Preliminary Findings of the South Africa Power System Capacity Expansion and Operational Model Study (2.38 MB)
A new independent study published by the National Renewable Energy Laboratory(NREL), in the US, concludes that significant production cost savings could be achieved if South Africa added between 60 GW and 100 GW of additional variable renewable energy (VRE) by 2035.
The NREL study is a pure production cost analysis that does not interrogate the feasibility or cost of integrating the VRE. In other words, the result offers insight into the amount of money worth investing to integrate each renewable-energylevel in order to save on total production cost.

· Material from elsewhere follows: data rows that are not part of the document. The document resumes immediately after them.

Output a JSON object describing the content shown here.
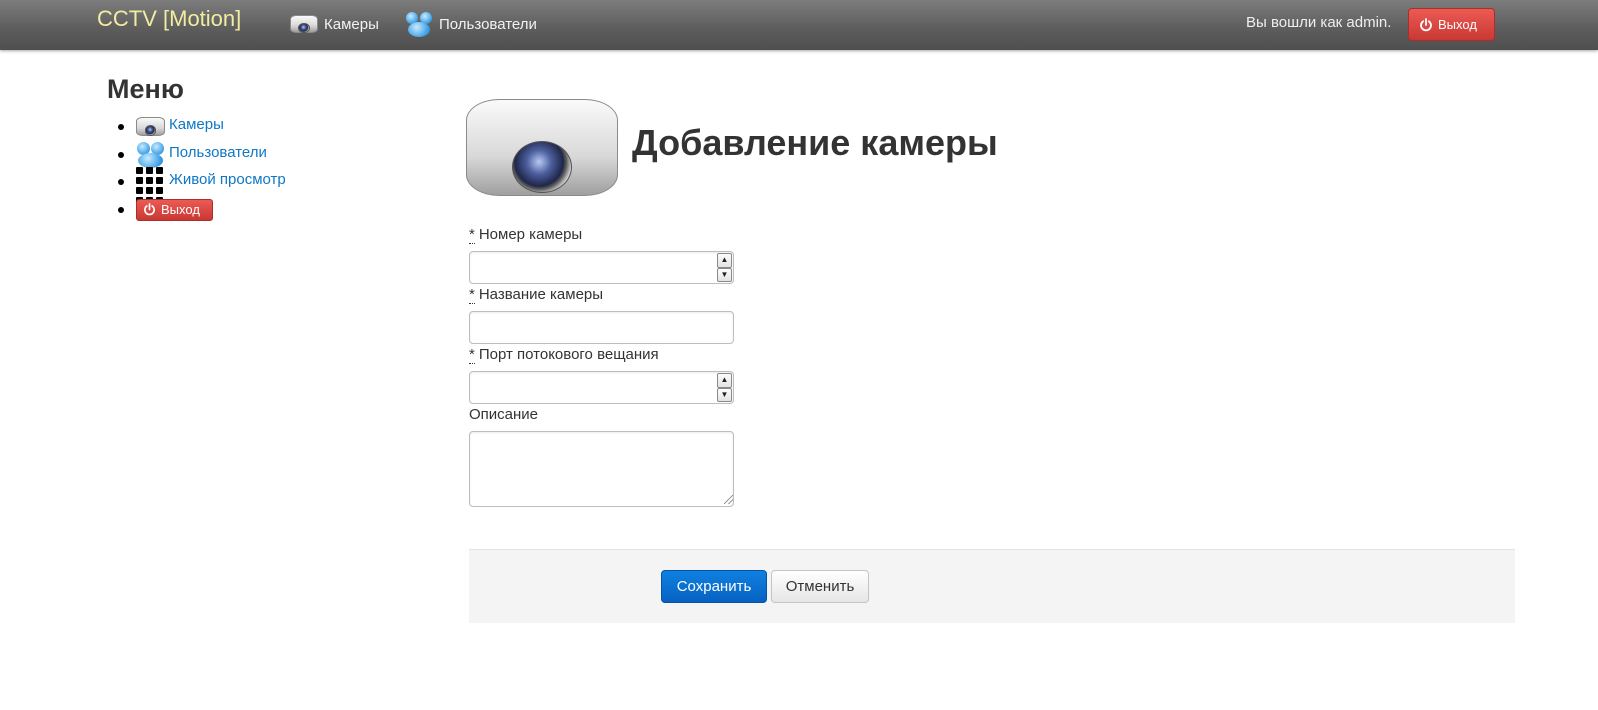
{
  "navbar": {
    "brand": "CCTV [Motion]",
    "cameras_label": "Камеры",
    "users_label": "Пользователи",
    "logged_in_text": "Вы вошли как admin.",
    "logout_label": "Выход"
  },
  "sidebar": {
    "title": "Меню",
    "items": [
      {
        "label": "Камеры",
        "icon": "camera-icon"
      },
      {
        "label": "Пользователи",
        "icon": "users-icon"
      },
      {
        "label": "Живой просмотр",
        "icon": "grid-icon"
      },
      {
        "label": "Выход",
        "icon": "power-icon"
      }
    ]
  },
  "main": {
    "title": "Добавление камеры",
    "required_mark": "*",
    "fields": {
      "camera_number": {
        "label": "Номер камеры",
        "value": ""
      },
      "camera_name": {
        "label": "Название камеры",
        "value": ""
      },
      "stream_port": {
        "label": "Порт потокового вещания",
        "value": ""
      },
      "description": {
        "label": "Описание",
        "value": ""
      }
    },
    "save_label": "Сохранить",
    "cancel_label": "Отменить"
  },
  "colors": {
    "brand": "#f1eca0",
    "link": "#0f78c5",
    "danger": "#c93833",
    "primary": "#0661c2"
  }
}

Published this month, the report concludes that an installed VRE capacity of 96 GW by 2035 represented the “optimal point” at which the combined yearly capital and operational costs would be minimised. At that level of penetration, onshore wind and solar photovoltaic (PV) plants would supply around 60% of South Africa’s total annual electrical energy.
The NREL team, led by research engineer Erol Chartan, used a detailed model of the South African power system, funded by the 21st Century Power Partnership, to develop and test a combined capacity expansion and operational model for South Africa.
The team, which also included Tim Reber and Gregory Brinkman, employed software tools such as Plexos (the same solution used in South Africa to generate the IRP) to produce the model. The modelling also relied on intensive computational processing, which was provided by NREL’s high performance supercomputer, Peregrine.
Chartan tells Engineering News Online that the South African grid is expected to transition to higher VRE penetration levels, owing to the combination of the country’s formidable solar and wind resources and ongoing reductions in the cost of wind and solar PV technologies.
To achieve this, a set of scenarios was established to evaluate stepwise variable renewable-energy targets in 10 GW increments by the year 2035. “Running the model from 2017 to 2050 then allowed investigation of the effects and costs of various VRE penetrations both leading up to and for several years after the target year. In each case, the total capital or operational cost has been divided into an average annual cost over the entire period,” Chartan explains.
The model also incorporated a “substantial” financialpunishment for curtailment to avoid overvaluing the solar PV and wind plants. It did this by simulating the institutional requirement of having to pay for power generated by the renewables plants regardless of whether or not the units are curtailed.
The outcome shows that optimal savings are achieved in a scenario where there is a higher proportion of wind capacity built (about 61 GW at the end of 2035), than solar PV capacity (about 34 GW), as wind contributes to the greatest reduction of total production cost.
The thermal fleet’s total capacity, meanwhile, remains fairly constant over the horizon to 2050 with gas-fired generation, from plants with a combined capacity of 21 GW by 2035, progressively replacing that from the coal fleet as it is retired. The capacity of the coal fleet would fall to around 27 GW at the end of 2035.
However, while gas-fired plants typically make up the deficit left by the solar PV and wind plants, their overall energy contribution will be marginal in high VRE weeks and relatively modest even on an annualised basis.
Chartan says the results assume no significant change to how the South African power system is operated, including no adjustment to existing thermal-reserve requirements and no new demand-side management measures. They also exclude possible new developments in distributed generation, battery storage, or electric vehicles.
However, given the significant sensitivity of generation-to-transmission congestion, Chartan believes it would be a priority for further research to be conducted to co-optimise the expansion of new generation with that of transmission.
Such research would provide significant insight to grid planners regarding priority areas for transmission expansion, partly because it accounts for costs associated with making transmission improvements in areas of high VRE potential.